Очень хотелось рассмеяться. Очень хотелось.
— Хочешь работу? — отчего-то торопился прибалт. — Не обязательно по натуре, мне инструктор нужен… Пойдешь?
«Я уже хохотать хочу, — вздохнула Лушка. — Очень долго хохотать».
— А ну брысь! — цыкнул прибалт на развесивших уши деток. Деток сдуло, и они зашушукались в отдалении.
— Лу… — неведомо о чем попросил прибалт. Стараясь не увидеть его лица, Лушка проговорила:
— Себя я тебе прощаю. Но этих…
Она качнула головой и повернулась, чтобы идти.
— Но послушай… Нет, послушай… — куда-то торопился он, топчась на одном месте. — Послушай, Лу…
Она оглянулась, и взгляд полоснул по лицу, как плеть.
— Этих — нет!..
Прибалт зажмурился и прижал к лицу черную перчатку, смотрелся он очень романтично, и мимо идущие дамы замедляли шаг с полной готовностью.
* * *
Уйти, уйти, торопила она себя, уйти и не думать об этом, и лучше вообще не думать, и зачем она потащилась на эту площадь, ну да, тут гостиница, тут рестораны и кафе, тут свеженькие миллионеры и те, что хотят ими казаться, какой же автобус идет в сторону ее дома, да нет же — троллейбус, она совсем наперекосяк… И она почти бежала куда-то, но народ густо шел навстречу, и те, кто нечаянно к ней прикасались, вздрагивали, внезапно уколотые трескучим разрядом.
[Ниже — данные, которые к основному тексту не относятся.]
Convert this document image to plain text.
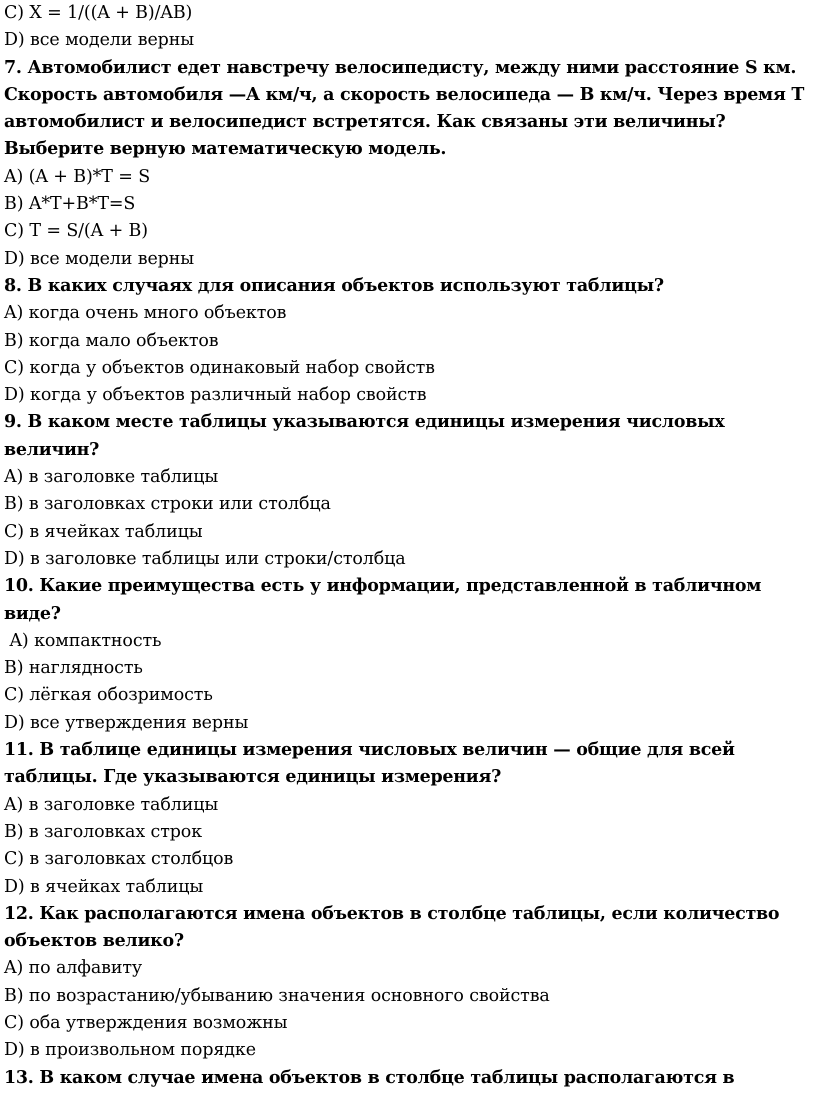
C) X = 1/((A + B)/AB)
D) все модели верны
7. Автомобилист едет навстречу велосипедисту, между ними расстояние S км.
Скорость автомобиля —А км/ч, а скорость велосипеда — В км/ч. Через время Т
автомобилист и велосипедист встретятся. Как связаны эти величины?
Выберите верную математическую модель.
A) (A + B)*T = S
B) A*T+B*T=S
C) T = S/(A + B)
D) все модели верны
8. В каких случаях для описания объектов используют таблицы?
A) когда очень много объектов
B) когда мало объектов
C) когда у объектов одинаковый набор свойств
D) когда у объектов различный набор свойств
9. В каком месте таблицы указываются единицы измерения числовых
величин?
A) в заголовке таблицы
B) в заголовках строки или столбца
C) в ячейках таблицы
D) в заголовке таблицы или строки/столбца
10. Какие преимущества есть у информации, представленной в табличном
виде?
A) компактность
B) наглядность
C) лёгкая обозримость
D) все утверждения верны
11. В таблице единицы измерения числовых величин — общие для всей
таблицы. Где указываются единицы измерения?
A) в заголовке таблицы
B) в заголовках строк
C) в заголовках столбцов
D) в ячейках таблицы
12. Как располагаются имена объектов в столбце таблицы, если количество
объектов велико?
A) по алфавиту
B) по возрастанию/убыванию значения основного свойства
C) оба утверждения возможны
D) в произвольном порядке
13. В каком случае имена объектов в столбце таблицы располагаются в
Лушка, слыша это электрическое шипение, бормотала извинения, а потом свернула в какую-то подворотню и стянула сапоги, а потом обнаружила на припеке оттаявшую земляную проплешину и потопталась на ней, избавляясь от застилающего видение гнева и приучая себя к спокойствию, как щенка к поводку, щенок не врубался и тянул в разные стороны, с готовностью реагируя на всё. Нельзя же, нельзя, уговаривала себя Лушка, ведь я не знаю, что из-за меня может произойти, Господи Боженька, что мне с этим делать?